Ледяная трилогия (сборник) - Сорокин Владимир. Страница 4
– Господи… а ежели ребеночек будет? – подняла голову Марфуша.
Клим смотрел на нее так, словно впервые видел.
– Ввечеру придешь? – хрипло спросил он.
– Господи, кто ж меня пустит?
Она стала застегиваться.
– Приходи, как стемнеет… – Клим шмыгнул носом.
– Климушка, касатик, что ж таперича будет?
Она вдруг прижалась к нему.
– А ничаво не будет… – пробормотал он.
– Ой, побегу я… – вздохнула она.
– Ступай, я опосля… – Клим сумрачно покусывал веточку.
– Сзади не мокро на подоле?
– Не-а…
Я стал пятиться от шалаша, повернулся и побежал к дому.
Увиденное в шалаше потрясло меня так же, как и драка в овраге. Я понял всем своим маленьким существом, что и то и другое очень важно для людей. Иначе бы они не делали это с такой страстью и силой.
Про деторождение вскоре я узнал от брата Вани. После чего сцена в шалаше обрела еще одно измерение: я понял, что дети рождаются от тайного кряхтения, которое тщательно скрывается ото всех. Ваня поведал мне, что детей делают только ночью. Я стал прислушиваться по ночам. И однажды, проходя мимо родительской спальни, услышал те же стоны и кряхтение. Вернувшись к себе в постель, я лежал и думал: какое это все-таки странное занятие – делать детей. Одно было непонятно – почему это скрывается?
Утром за завтраком, когда Марфуша, Клим и старый папин слуга Тимофей обслуживали нас, а сидящие за столом, как обычно, обсуждали фронтовые сводки, я вдруг спросил:
– А у Марфуши будет ребенок?
Разговор стих.
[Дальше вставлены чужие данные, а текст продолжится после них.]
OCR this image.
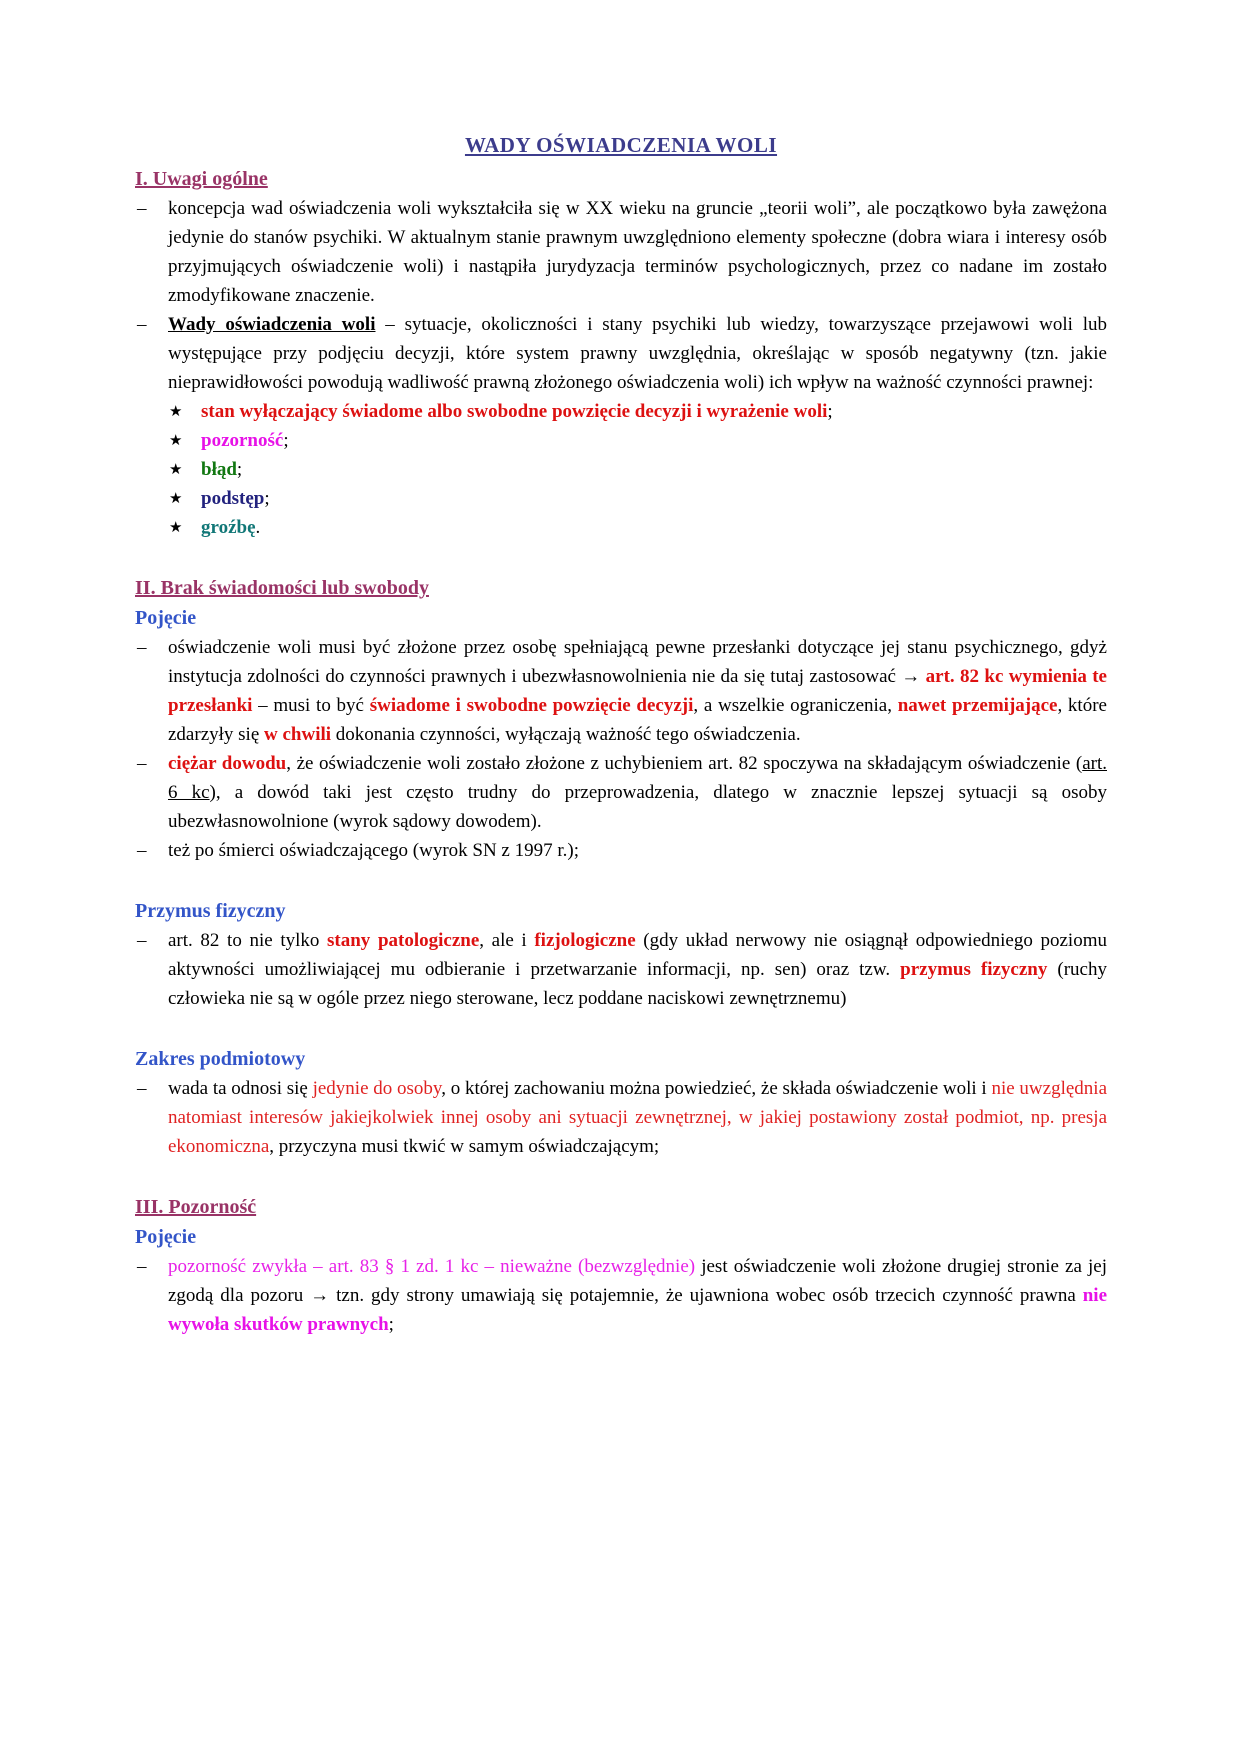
WADY OŚWIADCZENIA WOLI
I. Uwagi ogólne
– koncepcja wad oświadczenia woli wykształciła się w XX wieku na gruncie „teorii woli”, ale początkowo była zawężona jedynie do stanów psychiki. W aktualnym stanie prawnym uwzględniono elementy społeczne (dobra wiara i interesy osób przyjmujących oświadczenie woli) i nastąpiła jurydyzacja terminów psychologicznych, przez co nadane im zostało zmodyfikowane znaczenie.
– Wady oświadczenia woli – sytuacje, okoliczności i stany psychiki lub wiedzy, towarzyszące przejawowi woli lub występujące przy podjęciu decyzji, które system prawny uwzględnia, określając w sposób negatywny (tzn. jakie nieprawidłowości powodują wadliwość prawną złożonego oświadczenia woli) ich wpływ na ważność czynności prawnej:
★ stan wyłączający świadome albo swobodne powzięcie decyzji i wyrażenie woli;
★ pozorność;
★ błąd;
★ podstęp;
★ groźbę.
II. Brak świadomości lub swobody
Pojęcie
– oświadczenie woli musi być złożone przez osobę spełniającą pewne przesłanki dotyczące jej stanu psychicznego, gdyż instytucja zdolności do czynności prawnych i ubezwłasnowolnienia nie da się tutaj zastosować → art. 82 kc wymienia te przesłanki – musi to być świadome i swobodne powzięcie decyzji, a wszelkie ograniczenia, nawet przemijające, które zdarzyły się w chwili dokonania czynności, wyłączają ważność tego oświadczenia.
– ciężar dowodu, że oświadczenie woli zostało złożone z uchybieniem art. 82 spoczywa na składającym oświadczenie (art. 6 kc), a dowód taki jest często trudny do przeprowadzenia, dlatego w znacznie lepszej sytuacji są osoby ubezwłasnowolnione (wyrok sądowy dowodem).
– też po śmierci oświadczającego (wyrok SN z 1997 r.);
Przymus fizyczny
– art. 82 to nie tylko stany patologiczne, ale i fizjologiczne (gdy układ nerwowy nie osiągnął odpowiedniego poziomu aktywności umożliwiającej mu odbieranie i przetwarzanie informacji, np. sen) oraz tzw. przymus fizyczny (ruchy człowieka nie są w ogóle przez niego sterowane, lecz poddane naciskowi zewnętrznemu)
Zakres podmiotowy
– wada ta odnosi się jedynie do osoby, o której zachowaniu można powiedzieć, że składa oświadczenie woli i nie uwzględnia natomiast interesów jakiejkolwiek innej osoby ani sytuacji zewnętrznej, w jakiej postawiony został podmiot, np. presja ekonomiczna, przyczyna musi tkwić w samym oświadczającym;
III. Pozorność
Pojęcie
– pozorność zwykła – art. 83 § 1 zd. 1 kc – nieważne (bezwzględnie) jest oświadczenie woli złożone drugiej stronie za jej zgodą dla pozoru → tzn. gdy strony umawiają się potajemnie, że ujawniona wobec osób trzecich czynność prawna nie wywoła skutków prawnych;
Все посмотрели на Марфушу. Она в этот момент держала фарфоровую чашу, из которой седовласый и мясистоносый Тимофей с неизменным страдальчески-озабоченным выражением лица раскладывал уполовником по тарелкам манную кашу. Клим, стоя в углу столовой у самоваров, наполнял чаем стаканы. Марфуша покраснела сильнее, чем тогда в шалаше. Чаша в ее руках задрожала. Клим косо глянул на меня и побелел.
Спасла всех матушка. Вероятно, она догадывалась о связи горничной и слуги.
– У Марфуши, Шурочка, будет пятеро детей, – произнесла матушка.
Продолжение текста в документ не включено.